Content and Format of an Abbreviated 510(k)

In addition to the items required under 21 CFR 807.87 and 21 807.90, CDRH recommends that you refer to the FDA guidance documents entitled, Format for Traditional and Abbreviated 510(k)s and The Abbreviated 510(k) Program for the suggested format and content of an Abbreviated 510(k).

For additional information on 510(k) submissions, see Content of a 510(k) and 510(k) Format Tips.


Where to Submit a 510(k)

A 510(k) submission must be submitted in an electronic format (eCopy). Once a 510(k) submission is received by the FDA, we do NOT return the submission or any copies to the submitter. You should retain a copy of your 510(k) for your records. Your medical device submission package should be sent to CDRH's or CBER's Document Control Center (DCC). The current mailing address for CDRH's DCC and a link to CBER's DCC's mailing address are provided on the eCopy Program for Medical Device Submissions webpage.

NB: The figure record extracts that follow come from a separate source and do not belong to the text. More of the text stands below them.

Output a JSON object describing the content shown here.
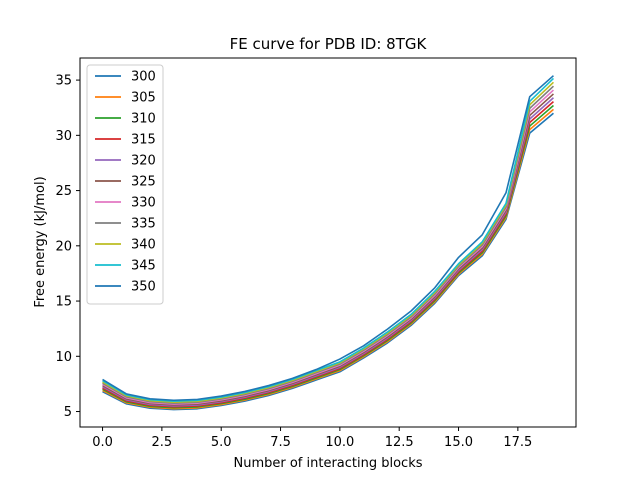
{
  "chart_data": {
    "type": "line",
    "title": "FE curve for PDB ID: 8TGK",
    "xlabel": "Number of interacting blocks",
    "ylabel": "Free energy (kJ/mol)",
    "xlim": [
      -0.95,
      19.95
    ],
    "ylim": [
      3.6,
      37
    ],
    "xticks": [
      0.0,
      2.5,
      5.0,
      7.5,
      10.0,
      12.5,
      15.0,
      17.5
    ],
    "xtick_labels": [
      "0.0",
      "2.5",
      "5.0",
      "7.5",
      "10.0",
      "12.5",
      "15.0",
      "17.5"
    ],
    "yticks": [
      5,
      10,
      15,
      20,
      25,
      30,
      35
    ],
    "ytick_labels": [
      "5",
      "10",
      "15",
      "20",
      "25",
      "30",
      "35"
    ],
    "grid": false,
    "legend_position": "top-left",
    "x": [
      0,
      1,
      2,
      3,
      4,
      5,
      6,
      7,
      8,
      9,
      10,
      11,
      12,
      13,
      14,
      15,
      16,
      17,
      18,
      19
    ],
    "series": [
      {
        "name": "300",
        "color": "#1f77b4",
        "values": [
          6.8,
          5.7,
          5.3,
          5.18,
          5.25,
          5.55,
          5.95,
          6.45,
          7.1,
          7.85,
          8.6,
          9.85,
          11.2,
          12.8,
          14.8,
          17.3,
          19.1,
          22.4,
          30.2,
          32.0
        ]
      },
      {
        "name": "305",
        "color": "#ff7f0e",
        "values": [
          6.91,
          5.79,
          5.39,
          5.26,
          5.33,
          5.63,
          6.04,
          6.54,
          7.19,
          7.95,
          8.7,
          9.95,
          11.31,
          12.91,
          14.92,
          17.42,
          19.24,
          22.56,
          30.52,
          32.35
        ]
      },
      {
        "name": "310",
        "color": "#2ca02c",
        "values": [
          7.02,
          5.88,
          5.47,
          5.35,
          5.42,
          5.72,
          6.12,
          6.63,
          7.28,
          8.04,
          8.8,
          10.05,
          11.42,
          13.02,
          15.04,
          17.54,
          19.38,
          22.72,
          30.84,
          32.7
        ]
      },
      {
        "name": "315",
        "color": "#d62728",
        "values": [
          7.13,
          5.97,
          5.56,
          5.43,
          5.5,
          5.8,
          6.21,
          6.72,
          7.37,
          8.14,
          8.9,
          10.15,
          11.53,
          13.13,
          15.16,
          17.66,
          19.52,
          22.88,
          31.16,
          33.05
        ]
      },
      {
        "name": "320",
        "color": "#9467bd",
        "values": [
          7.24,
          6.06,
          5.64,
          5.51,
          5.58,
          5.89,
          6.3,
          6.81,
          7.46,
          8.23,
          9.0,
          10.25,
          11.64,
          13.24,
          15.28,
          17.78,
          19.66,
          23.04,
          31.48,
          33.4
        ]
      },
      {
        "name": "325",
        "color": "#8c564b",
        "values": [
          7.35,
          6.15,
          5.73,
          5.6,
          5.67,
          5.97,
          6.38,
          6.9,
          7.55,
          8.33,
          9.1,
          10.35,
          11.75,
          13.35,
          15.4,
          17.9,
          19.8,
          23.2,
          31.8,
          33.75
        ]
      },
      {
        "name": "330",
        "color": "#e377c2",
        "values": [
          7.46,
          6.24,
          5.81,
          5.68,
          5.75,
          6.06,
          6.47,
          6.99,
          7.64,
          8.42,
          9.2,
          10.45,
          11.86,
          13.46,
          15.52,
          18.02,
          19.94,
          23.36,
          32.12,
          34.1
        ]
      },
      {
        "name": "335",
        "color": "#7f7f7f",
        "values": [
          7.57,
          6.33,
          5.9,
          5.76,
          5.84,
          6.14,
          6.56,
          7.08,
          7.73,
          8.52,
          9.3,
          10.55,
          11.97,
          13.57,
          15.64,
          18.14,
          20.08,
          23.52,
          32.44,
          34.45
        ]
      },
      {
        "name": "340",
        "color": "#bcbd22",
        "values": [
          7.68,
          6.42,
          5.98,
          5.85,
          5.92,
          6.23,
          6.64,
          7.17,
          7.82,
          8.61,
          9.4,
          10.65,
          12.08,
          13.68,
          15.76,
          18.26,
          20.22,
          23.68,
          32.76,
          34.8
        ]
      },
      {
        "name": "345",
        "color": "#17becf",
        "values": [
          7.79,
          6.51,
          6.07,
          5.93,
          6.01,
          6.31,
          6.73,
          7.26,
          7.91,
          8.71,
          9.5,
          10.75,
          12.19,
          13.79,
          15.88,
          18.38,
          20.36,
          23.84,
          33.08,
          35.15
        ]
      },
      {
        "name": "350",
        "color": "#1f77b4",
        "values": [
          7.9,
          6.6,
          6.15,
          6.02,
          6.1,
          6.4,
          6.82,
          7.35,
          8.0,
          8.8,
          9.75,
          10.95,
          12.45,
          14.1,
          16.2,
          18.95,
          21.0,
          24.8,
          33.5,
          35.4
        ]
      }
    ]
  }
}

We recommend that you send your 510(k) to the FDA by a method that will provide a signed receipt of delivery, e.g., registered mail with a return receipt or a commercial delivery service. You should receive an acknowledgment of receipt from the FDA that includes the assigned 510(k) number. The 510(k) Submission Process webpage describes the review process after the submission is received by the FDA.


User Fees for an Abbreviated 510(k)

Traditional, Special, and Abbreviated 510(k)s require the same 510(k) user fee. Do NOT send the fee with the submission. Information on how to submit the user fee can be found at Medical Device User Fees.